No puedo creer lo que escucho. Estos dos son tan creyentes como si fuesen educados en una secta religiosa, una similar a la mía.
—¿Ustedes creen en el infierno?
Jud me mira por el retrovisor sin decir nada. Tal vez ya se le pasó la borrachera y cae en cuenta de lo que está sucediendo.
—Por supuesto. Si hay un Dios, hay un infierno.
Okay. Era la típica defensa del cristianismo. Por un momento pensé que eran algo más.
Me relajo en mi asiento y solo me dedico a observar él paisaje. No conozco el camino, pero estoy decidida a no dormirme. Jud, en cambio, a los diez minutos de haber subido al auto ya se pega una siesta.

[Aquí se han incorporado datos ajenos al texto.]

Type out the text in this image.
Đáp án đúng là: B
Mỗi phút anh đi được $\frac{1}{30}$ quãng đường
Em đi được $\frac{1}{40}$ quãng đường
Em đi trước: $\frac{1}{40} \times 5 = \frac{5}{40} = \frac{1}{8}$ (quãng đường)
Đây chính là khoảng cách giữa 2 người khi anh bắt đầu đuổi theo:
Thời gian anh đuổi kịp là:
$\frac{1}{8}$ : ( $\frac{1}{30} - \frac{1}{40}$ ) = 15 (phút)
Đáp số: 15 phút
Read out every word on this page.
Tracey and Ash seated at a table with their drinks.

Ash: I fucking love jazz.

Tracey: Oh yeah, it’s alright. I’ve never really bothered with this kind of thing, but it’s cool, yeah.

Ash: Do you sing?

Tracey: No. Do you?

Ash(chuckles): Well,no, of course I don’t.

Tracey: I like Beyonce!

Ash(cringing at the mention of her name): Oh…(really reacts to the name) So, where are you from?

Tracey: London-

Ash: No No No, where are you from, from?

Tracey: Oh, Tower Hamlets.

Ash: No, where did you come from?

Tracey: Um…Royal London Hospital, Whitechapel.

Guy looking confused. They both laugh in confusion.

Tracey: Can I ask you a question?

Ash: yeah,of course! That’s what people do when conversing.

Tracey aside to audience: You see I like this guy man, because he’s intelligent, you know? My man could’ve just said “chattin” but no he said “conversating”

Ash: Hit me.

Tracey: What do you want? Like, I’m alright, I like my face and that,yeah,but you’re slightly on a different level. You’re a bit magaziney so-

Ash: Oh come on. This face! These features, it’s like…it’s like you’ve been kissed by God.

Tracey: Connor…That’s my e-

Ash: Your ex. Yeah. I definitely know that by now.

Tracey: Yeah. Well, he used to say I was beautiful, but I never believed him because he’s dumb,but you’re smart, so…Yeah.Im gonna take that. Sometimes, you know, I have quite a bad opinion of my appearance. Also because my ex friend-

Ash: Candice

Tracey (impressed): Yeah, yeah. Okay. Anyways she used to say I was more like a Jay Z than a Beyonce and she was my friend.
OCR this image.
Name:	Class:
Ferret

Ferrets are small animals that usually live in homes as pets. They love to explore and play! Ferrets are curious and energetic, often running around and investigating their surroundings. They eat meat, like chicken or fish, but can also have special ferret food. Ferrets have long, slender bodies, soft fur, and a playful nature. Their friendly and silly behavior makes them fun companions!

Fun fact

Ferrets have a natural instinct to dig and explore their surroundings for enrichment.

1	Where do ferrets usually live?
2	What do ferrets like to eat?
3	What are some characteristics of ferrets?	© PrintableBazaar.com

Puedo reconocer un par de calles y eso me relaja, estamos a unos diez minutos probablemente, eso nos habíamos tardado cuando veníamos desde esa distancia.
Cabeceo un par de veces, no me doy por vencida. Una vez que bajamos del auto despierto a mi amiga, a medias. A penas abre los ojos. El sujeto que iba al volante, el atrevido, la ayuda a bajar y la lleva hasta la puerta sosteniéndola de un costado.
Saco la llave y abro la puerta lo más rápido que puedo. Aún hay una parte de mí que desconfía de estos chicos. Instinto femenino o desconfianza en el sexo masculino por referencias bibliográficas sobre machismo, misoginia y violación, no sé cual, pero mejor no quedarme a averiguarlo.
—Adiós. Muchas gracias, Bruno y compañía.
—Sócrates.
Me reí por primera vez con ganas en toda la noche.
—¿Existe ese nombre en la actualidad?
—Si, y es el mío.
Dudé en si estaba diciendo la verdad.
—Okay, Sócrates. Gracias por traernos en tu auto.
Larga una gran carcajada y su amigo lo acompaña.
—Se llama Fabio —Me aclara Bruno una vez que pudo mermar su risa. El otro sigue riendo aún mientras sube al auto.
—Okay, Bruno y Fabio. —Mi cansancio vuelve a mi cuerpo y me comienzo a sentir sin paciencia alguna. Soy doña gruñona de un segundo a otro—. Gracias por habernos hecho salir del bar por habernos metido en una pelea, para luego rescatarnos como príncipes azules que no se disculpan de sus idioteces.
Se callan por unos segundos y luego largan ambos una risotada tan alta como la anterior.
Que bueno divertirlos tanto.
—Es una chica muy graciosa. La próxima que salgan nos avisan —pide un poco a los gritos Fabio mientras comienza a arrancar el auto.
Bruno se sube a su lado y, sonriendo, se despide con un mano a lo sargento.
Chisto un poco y entro a la casa de mis abuelos algo molesta aún. No había sido una buena noche, pero tampoco había terminado tan mal. Siempre puede empeorar todo.